2 Ibid. (“Lawmakers nearly approved a rate rollback last year but stopped short when insurance companies promised reductions.”); David Pasztor, “Malpractice rate rollback proposed; Rose’s measure calls for lower premiums for doctors if a $250,000 cap on damages is set,” Austin American-Statesman, March 27, 2003.
3 Black, Silver, Hyman, and Sage, “Stability, Not Crisis: Medical Malpractice Claim Outcomes in Texas, 1988-2002,” Journal of Empirical Legal Studies (2005).
4 E.g. Darrin Schlegel, “Some Malpractice Rates to Rise Despite Prop. 12,” Houston Chronicle, Nov. 19, 2003; Darrin Schlegel, “Malpractice Insurer Fails in Bid for Rate Hike,” Houston Chronicle, Nov. 21, 2003; (October 2003 rate filing from Texas Medical Liability Insurance Association (JUA) to Texas Department of Insurance).
5 The GE Medical Protective filing can be found at: http://www.consumerwatchdog.org/insurance/rp/rp004689.pdf.
6 “Insurer Switching to Unregulated Product to Raise Premiums,” Associated Press, April 10, 2004.
7 “Medical Malpractice Insurance: Overview and Discussion,” Texas Department of Insurance, Feb. 12, 2003.

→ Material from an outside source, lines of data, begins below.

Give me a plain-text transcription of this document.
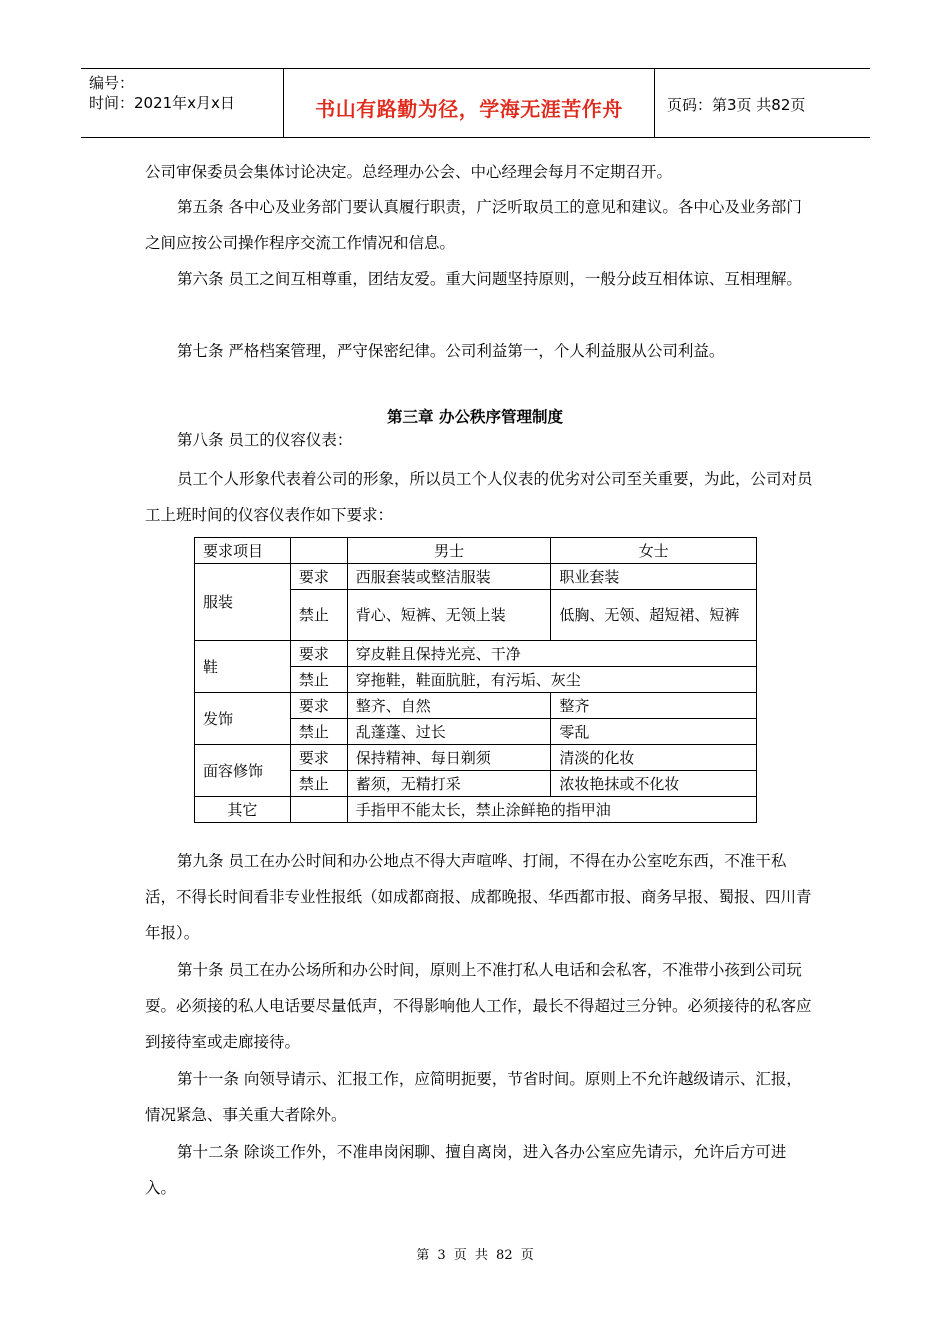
编号：
时间：2021年x月x日	书山有路勤为径，学海无涯苦作舟	页码：第3页 共82页
公司审保委员会集体讨论决定。总经理办公会、中心经理会每月不定期召开。
第五条 各中心及业务部门要认真履行职责，广泛听取员工的意见和建议。各中心及业务部门之间应按公司操作程序交流工作情况和信息。
第六条 员工之间互相尊重，团结友爱。重大问题坚持原则，一般分歧互相体谅、互相理解。
第七条 严格档案管理，严守保密纪律。公司利益第一，个人利益服从公司利益。
第三章 办公秩序管理制度
第八条 员工的仪容仪表：
员工个人形象代表着公司的形象，所以员工个人仪表的优劣对公司至关重要，为此，公司对员工上班时间的仪容仪表作如下要求：
要求项目		男士	女士
服装	要求	西服套装或整洁服装	职业套装
	禁止	背心、短裤、无领上装	低胸、无领、超短裙、短裤
鞋	要求	穿皮鞋且保持光亮、干净	
	禁止	穿拖鞋，鞋面肮脏，有污垢、灰尘	
发饰	要求	整齐、自然	整齐
	禁止	乱蓬蓬、过长	零乱
面容修饰	要求	保持精神、每日剃须	清淡的化妆
	禁止	蓄须，无精打采	浓妆艳抹或不化妆
其它		手指甲不能太长，禁止涂鲜艳的指甲油	
第九条 员工在办公时间和办公地点不得大声喧哗、打闹，不得在办公室吃东西，不准干私活，不得长时间看非专业性报纸（如成都商报、成都晚报、华西都市报、商务早报、蜀报、四川青年报）。
第十条 员工在办公场所和办公时间，原则上不准打私人电话和会私客，不准带小孩到公司玩耍。必须接的私人电话要尽量低声，不得影响他人工作，最长不得超过三分钟。必须接待的私客应到接待室或走廊接待。
第十一条 向领导请示、汇报工作，应简明扼要，节省时间。原则上不允许越级请示、汇报，情况紧急、事关重大者除外。
第十二条 除谈工作外，不准串岗闲聊、擅自离岗，进入各办公室应先请示，允许后方可进入。
第 3 页 共 82 页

8 Jim Vertuno, “House takes insurance firms to task over malpractice rates,” Houston Chronicle, April 23, 2004.
9 Council of Insurance Agents and Brokers, Commercial Property-Casualty Market Survey, cited in, Americans for Insurance Reform, Insurance “Crisis” Officially Over; Medical Malpractice Rates Have Been Stable For A Year, February 7, 2006, http://www.insurance-reform.org/pr/MMSOFTMARKET.pdf,
10 Diane Levick, “Malpractice Premiums Begin to Level Off,” Hartford Courant, September 18, 2005.
11 “Top med-mal insurer in Pa. to keep rates flat,” Associated Press, September 28, 2005.
12 Rebecca Cook, “How Sick is Malpractice Mess?” Associated Press, Jan. 17, 2005.